Here at Stephens & Stephens, LLP, we are continually studying the Energy Employees Occupational Illness Compensation Act (EEOICPA), from every angle, in order to understand all facets of the Act. This includes not only the Act itself, but the entire process of Atomic Weapons Employment that produced the somewhat less than ideal working conditions that led to the Act’s passage in the first place.
To that end, we have recently completed a complete Facility List of all 382 sites currently covered by the Act, with links to individual pages that describe each site’s location, activities, type (Atomic Weapons Employer [AWE], Department of Energy [DOE], Beryllium Employer [BE], etc.), EEOICP claims statistics, and time frames when the sites were active. As is the nature of the beast, these pages can be variously either incredibly detailed or somewhat vague, depending on currently available open sources of information.We have also provided a List and relevant pages for work sites that fall under the Special Exposure Cohort (SEC) provision of the Act.
The site descriptions, however, can constitute a ponderous collection of details that would require even the most devoted student of the realm to spend copious amounts of time learning everything from nuclear physics to geography to territorial rights in order to fully comprehend, all of which likely involves more time and patience than most possess.
However, the Nuclear Age we live in was maturing in tandem with the Video Age we are now also fully immersed in at literally every turn.
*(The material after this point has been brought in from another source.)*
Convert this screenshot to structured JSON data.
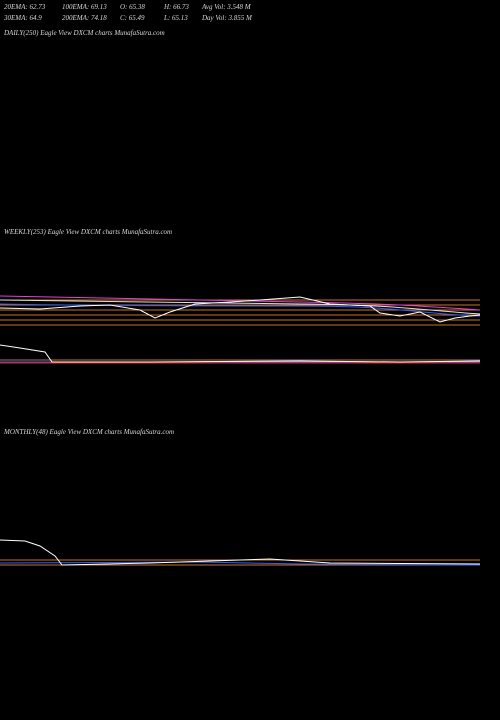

Further, we have entered a time when vast amounts of formerly classified information concerning the Manhattan Engineering District (or MED, which created the bombs dropped on Hiroshima and Nagasaki) and the subsequent Cold War are becoming freely available.
Therefore, it seemed only both reasonable and logical to include all available video documentation to our growing Library of data concerning the EEOICPA. The videos cover everything from the construction (and occasional demolition) of various sites to detailed documentation of nuclear bomb testing in Alaska, the Pacific Ocean, and Nevada to eminent physicist Richard Feynman’s highly amusing recollections of working with Oppenheimer at Los Alamos National Laboratory. Other videos can serve to simplify complex nuclear science into language and images that make them understandable without becoming mired in minutiae. Still others document interviews with former Workers and their struggles with both certain Facilities and the Act.
In keeping with our fundamental aim of keeping as much information as possible both freely accessible and easily available, we have embedded the videos on their respective pages and linked to all of them on our Video Page, extended to complement Hugh’s concise explanation of the Act itself.